Stone: Quartzite Sandstone : This textured, rustic backsplash makes it look as if this kitchen by Hamilton-Gray Design is fully constructed of stone. But, in fact, the quartzite material actually comes in pieces that are applied just like tile, making it a viable choice even in a home with plaster or sheetrock walls.


Stone: Marble Checkerboard : If you don't find marble tiles in the exact sizes and shapes you want for a backsplash, marble can be custom cut. To bring in some of the lush green landscape beyond the large windows of this home, designer Eileen Kollias, CKD, cut green and white 12-inch marble tiles into 6x6 squares with chamfered edges. The tiles are laid in a harlequin pattern than brings a bit of whimsy into this elegant home, and serves as a dramatic backdrop for prized pieces such as the homeowner's antique coffee grinder/coffee storage cabinet.


Pattern: Brickwork : Familiar as it is, a brickwork tile scheme can look fresh  if the tile itself is eye catching. The kitchen pros at Drury Designs chose this brown subway tile to add contrast to an all white kitchen and to make the space appear larger, because the glass tile reflects light. Running the tile all the way up the wall also adds dimension to the space by drawing the eye upwards.
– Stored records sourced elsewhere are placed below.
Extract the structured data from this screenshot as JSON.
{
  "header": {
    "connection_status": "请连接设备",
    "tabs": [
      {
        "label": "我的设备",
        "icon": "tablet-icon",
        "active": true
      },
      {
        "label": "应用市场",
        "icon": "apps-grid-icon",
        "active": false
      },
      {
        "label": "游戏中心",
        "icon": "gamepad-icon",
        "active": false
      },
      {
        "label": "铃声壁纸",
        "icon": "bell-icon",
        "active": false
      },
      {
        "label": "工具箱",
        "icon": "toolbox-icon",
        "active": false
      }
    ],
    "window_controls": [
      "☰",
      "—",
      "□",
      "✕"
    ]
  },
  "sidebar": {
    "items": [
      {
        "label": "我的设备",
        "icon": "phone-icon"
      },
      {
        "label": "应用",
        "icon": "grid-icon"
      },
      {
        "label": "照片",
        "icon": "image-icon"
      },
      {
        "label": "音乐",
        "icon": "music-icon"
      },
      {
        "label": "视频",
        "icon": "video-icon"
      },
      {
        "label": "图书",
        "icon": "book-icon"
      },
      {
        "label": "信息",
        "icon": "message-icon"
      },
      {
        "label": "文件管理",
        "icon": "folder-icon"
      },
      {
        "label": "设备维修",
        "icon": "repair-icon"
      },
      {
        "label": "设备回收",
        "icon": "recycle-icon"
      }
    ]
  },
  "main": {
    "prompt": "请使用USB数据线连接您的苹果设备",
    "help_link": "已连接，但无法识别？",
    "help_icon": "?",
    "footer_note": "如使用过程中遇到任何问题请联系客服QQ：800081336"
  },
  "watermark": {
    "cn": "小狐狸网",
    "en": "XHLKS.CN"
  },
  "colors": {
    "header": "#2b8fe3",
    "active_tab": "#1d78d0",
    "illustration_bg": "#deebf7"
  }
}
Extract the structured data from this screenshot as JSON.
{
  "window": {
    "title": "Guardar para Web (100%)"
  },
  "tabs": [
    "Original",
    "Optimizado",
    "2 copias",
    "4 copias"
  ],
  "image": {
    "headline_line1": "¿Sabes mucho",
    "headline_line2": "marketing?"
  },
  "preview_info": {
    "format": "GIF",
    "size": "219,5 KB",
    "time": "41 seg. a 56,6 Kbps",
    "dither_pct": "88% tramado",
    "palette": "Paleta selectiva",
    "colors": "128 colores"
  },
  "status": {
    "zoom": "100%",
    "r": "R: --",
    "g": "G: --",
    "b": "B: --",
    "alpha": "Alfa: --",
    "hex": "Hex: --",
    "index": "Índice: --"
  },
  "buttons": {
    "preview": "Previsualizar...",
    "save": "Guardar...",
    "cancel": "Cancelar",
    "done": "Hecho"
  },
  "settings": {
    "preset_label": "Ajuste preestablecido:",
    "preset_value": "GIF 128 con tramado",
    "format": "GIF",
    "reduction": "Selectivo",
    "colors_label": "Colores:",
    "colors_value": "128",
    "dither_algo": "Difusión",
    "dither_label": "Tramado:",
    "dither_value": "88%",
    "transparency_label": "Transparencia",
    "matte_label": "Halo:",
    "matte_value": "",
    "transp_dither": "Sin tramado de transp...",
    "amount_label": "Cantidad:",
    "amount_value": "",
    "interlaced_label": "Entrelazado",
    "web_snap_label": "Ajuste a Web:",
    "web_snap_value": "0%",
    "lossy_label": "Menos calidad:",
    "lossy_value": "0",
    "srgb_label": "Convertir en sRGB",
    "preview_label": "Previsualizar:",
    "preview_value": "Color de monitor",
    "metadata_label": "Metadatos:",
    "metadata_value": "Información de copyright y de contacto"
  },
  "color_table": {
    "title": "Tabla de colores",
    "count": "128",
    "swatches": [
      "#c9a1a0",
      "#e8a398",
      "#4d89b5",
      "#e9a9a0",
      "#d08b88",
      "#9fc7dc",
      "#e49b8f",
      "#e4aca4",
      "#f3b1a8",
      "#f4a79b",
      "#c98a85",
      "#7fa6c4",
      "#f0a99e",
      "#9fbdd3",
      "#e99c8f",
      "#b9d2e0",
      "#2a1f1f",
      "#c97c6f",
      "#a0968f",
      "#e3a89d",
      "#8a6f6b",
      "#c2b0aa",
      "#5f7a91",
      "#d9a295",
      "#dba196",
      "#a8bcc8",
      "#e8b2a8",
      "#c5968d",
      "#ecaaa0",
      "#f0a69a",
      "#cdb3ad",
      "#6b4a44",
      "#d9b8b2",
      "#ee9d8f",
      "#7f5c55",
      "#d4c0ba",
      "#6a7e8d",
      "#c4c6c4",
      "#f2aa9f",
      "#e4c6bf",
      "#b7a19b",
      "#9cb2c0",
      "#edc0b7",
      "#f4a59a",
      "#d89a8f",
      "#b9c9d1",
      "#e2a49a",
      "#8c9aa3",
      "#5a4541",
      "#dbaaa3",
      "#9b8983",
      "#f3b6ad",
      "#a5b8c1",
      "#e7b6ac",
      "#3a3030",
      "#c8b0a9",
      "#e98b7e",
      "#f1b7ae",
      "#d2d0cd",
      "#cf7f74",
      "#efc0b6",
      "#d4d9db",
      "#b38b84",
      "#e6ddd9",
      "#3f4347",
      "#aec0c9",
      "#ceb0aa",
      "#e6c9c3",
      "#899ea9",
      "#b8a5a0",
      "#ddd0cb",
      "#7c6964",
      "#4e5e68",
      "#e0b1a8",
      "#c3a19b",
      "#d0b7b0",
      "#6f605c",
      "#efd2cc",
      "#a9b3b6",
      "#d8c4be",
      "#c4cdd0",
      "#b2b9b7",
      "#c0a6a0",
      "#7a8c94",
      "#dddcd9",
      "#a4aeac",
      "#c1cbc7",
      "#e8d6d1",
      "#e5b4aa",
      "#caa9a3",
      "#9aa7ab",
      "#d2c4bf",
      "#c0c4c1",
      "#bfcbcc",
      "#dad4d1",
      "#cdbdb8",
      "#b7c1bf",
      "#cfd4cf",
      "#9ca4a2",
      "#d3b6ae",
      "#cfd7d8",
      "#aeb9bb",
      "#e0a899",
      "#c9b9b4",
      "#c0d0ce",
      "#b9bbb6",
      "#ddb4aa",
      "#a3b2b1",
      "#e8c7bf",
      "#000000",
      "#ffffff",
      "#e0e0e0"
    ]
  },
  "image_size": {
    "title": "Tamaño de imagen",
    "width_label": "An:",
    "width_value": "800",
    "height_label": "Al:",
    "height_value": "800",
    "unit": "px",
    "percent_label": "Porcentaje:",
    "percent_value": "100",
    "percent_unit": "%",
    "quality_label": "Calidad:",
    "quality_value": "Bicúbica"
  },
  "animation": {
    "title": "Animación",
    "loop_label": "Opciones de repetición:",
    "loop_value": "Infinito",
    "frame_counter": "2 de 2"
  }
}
Unusual Materials: Repurposed Plywood : If you don't want to harvest new wood for your backsplash project, you can take your cue from Karen Swanson of New England Design Works, who had her contractor rip sheets of found plywood into 6-inch wide planks, and install them 3/8" apart on the walls of this kitchen. This resourceful backsplash a modern interpretation of shiplap paneling, Swanson explains is painted with Benjamin Moore Satin Impervo paint, which makes it stand up well in a kitchen. "Painted plywood is not as 'bullet proof' as some other backsplash choices one could make," Swanson concedes. "I would suggest wiping up spills quickly and not allowing standing water next to this but then again, I also suggest that with a tile and grouted backsplash."


Unusual Materials: Chalkboard Paint : If you think all work and no play can make a backsplash dull, there are plenty of ways to bring a light touch into a hardworking kitchen. Here, designer Susan Fredman painted the backsplash with chalkboard paint, which the homeowners can use to keep a recipe handy, write family reminders, or just doodle. The best part? When they want to change the message or clean things up they just wipe the chalkboard clean.